Although I did not understand the lack of incremental bidding at the time, I didn’t care either. My father, however, was more then curious and after doing a bit of research found an answer to the mystery bidder.

“Linda,” he warned my mom, “This going together might be more of a concern than we originally thought. Jeff’s dad is the one the bought Debbie’s pie.”

Hmmmm…that was news. I guessed that next time I saw them in town I had at least better say, “Hello.”


  1. i can't stop chuckling at your tale. the thought of making a pie while at the fair with all those animal smells, then standing out in the stadium with a little sheep dung on your shoes, peddling your wares . . . too funny.

    i'm sure that your dad had his hands full with five beautiful daughters, even if things did start off a bit slow. poor man.

    ah, the sixth and seventh grade romances. i only hope that my kids' experiences will be so innocent.

  2. What a very cool story! I love it. I found myself wondering, though, as I never participated in 4-H: How did they taste your pie to judge it and then sell the pie? Did they sell it with a slice missing? How does that work?
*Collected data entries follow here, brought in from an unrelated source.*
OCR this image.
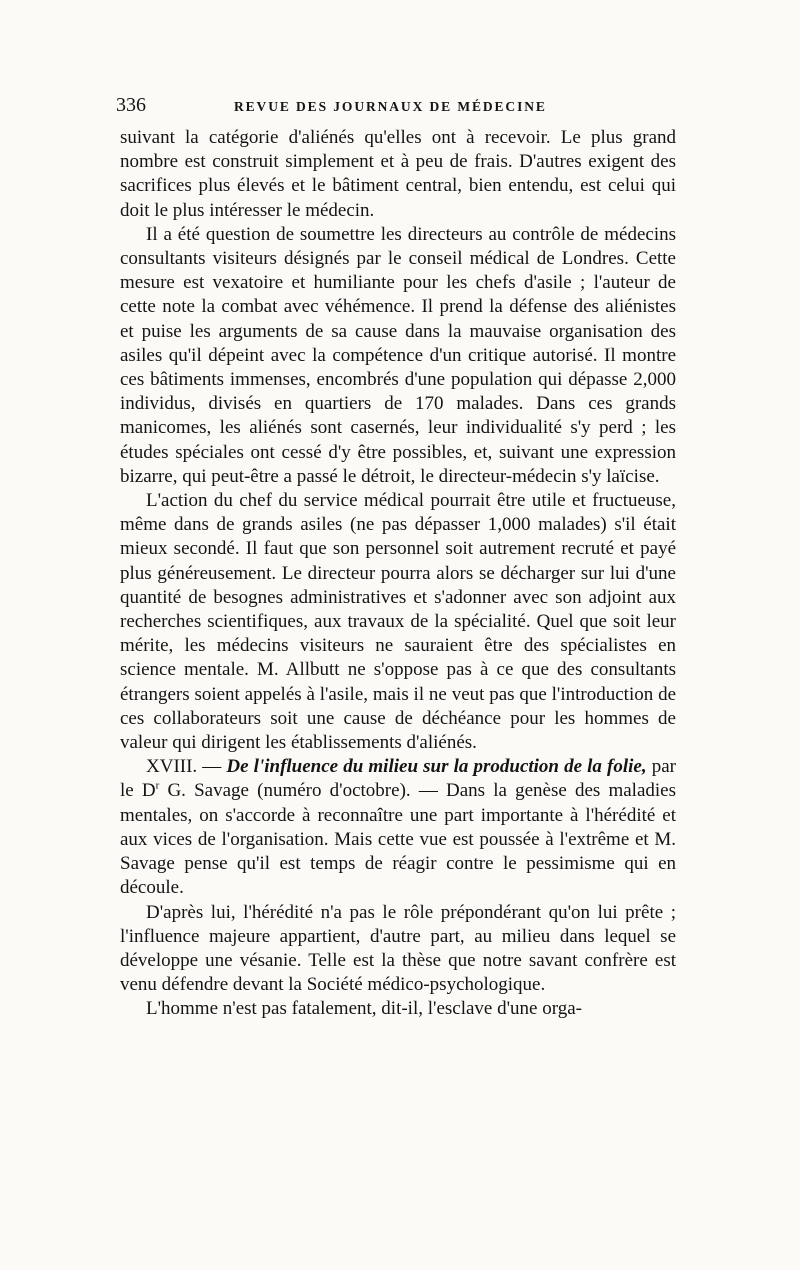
336	REVUE DES JOURNAUX DE MÉDECINE

suivant la catégorie d'aliénés qu'elles ont à recevoir. Le plus grand nombre est construit simplement et à peu de frais. D'autres exigent des sacrifices plus élevés et le bâtiment central, bien entendu, est celui qui doit le plus intéresser le médecin.

Il a été question de soumettre les directeurs au contrôle de médecins consultants visiteurs désignés par le conseil médical de Londres. Cette mesure est vexatoire et humiliante pour les chefs d'asile ; l'auteur de cette note la combat avec véhémence. Il prend la défense des aliénistes et puise les arguments de sa cause dans la mauvaise organisation des asiles qu'il dépeint avec la compétence d'un critique autorisé. Il montre ces bâtiments immenses, encombrés d'une population qui dépasse 2,000 individus, divisés en quartiers de 170 malades. Dans ces grands manicomes, les aliénés sont casernés, leur individualité s'y perd ; les études spéciales ont cessé d'y être possibles, et, suivant une expression bizarre, qui peut-être a passé le détroit, le directeur-médecin s'y laïcise.

L'action du chef du service médical pourrait être utile et fructueuse, même dans de grands asiles (ne pas dépasser 1,000 malades) s'il était mieux secondé. Il faut que son personnel soit autrement recruté et payé plus généreusement. Le directeur pourra alors se décharger sur lui d'une quantité de besognes administratives et s'adonner avec son adjoint aux recherches scientifiques, aux travaux de la spécialité. Quel que soit leur mérite, les médecins visiteurs ne sauraient être des spécialistes en science mentale. M. Allbutt ne s'oppose pas à ce que des consultants étrangers soient appelés à l'asile, mais il ne veut pas que l'introduction de ces collaborateurs soit une cause de déchéance pour les hommes de valeur qui dirigent les établissements d'aliénés.

XVIII. — De l'influence du milieu sur la production de la folie, par le $D^r$ G. Savage (numéro d'octobre). — Dans la genèse des maladies mentales, on s'accorde à reconnaître une part importante à l'hérédité et aux vices de l'organisation. Mais cette vue est poussée à l'extrême et M. Savage pense qu'il est temps de réagir contre le pessimisme qui en découle.

D'après lui, l'hérédité n'a pas le rôle prépondérant qu'on lui prête ; l'influence majeure appartient, d'autre part, au milieu dans lequel se développe une vésanie. Telle est la thèse que notre savant confrère est venu défendre devant la Société médico-psychologique.

L'homme n'est pas fatalement, dit-il, l'esclave d'une orga-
    I'm impressed by the fact that your "steady's" dad bought the pie. I guess he really liked you!

    Peace - D

  3. Aww what a sweet guy. I can only imagine what the conversation was like between Jeff and his dad after you passed each other on the street that day. Great story.

  4. Michal,

    You are so right, though they seemed complex and confusing at the time, those first crushes...had I only known then what I know now...

  5. Momma,

    Good observation! Every pie was sold sans one slice.

  6. Hilary,

    Yes, Jeff was sweet, but his dad was the sweetest for buying my pie!

  7. Debbie, you have The Gift. And I'm guessing your pies are very upper-crust!!

    And will you tell us how you met DH?

  8. David,

    Hmmmm.... That might be an interesting post.

  9. Okay don't leave me hanging long did the Jeff thing last, did he end up beint the ONE, or was yet another Pie Baking contest? Dish, girl...David sent me over here for the ENTIRE story,

  10. Sandi,

    No, Jeff was not THE ONE. I think it was over by the time we moved on to High School. It was all very innocent. He wasn't even my first kiss, that came a couple years later.

  11. Wow how VERY useful he proved to be! What a lovely guy his dad is! He must have had a soft spot for you. Or maybe badgered by his son...

    Great story. Over from David's.

  12. I'm still laughing about the plastic skiing smurf!!!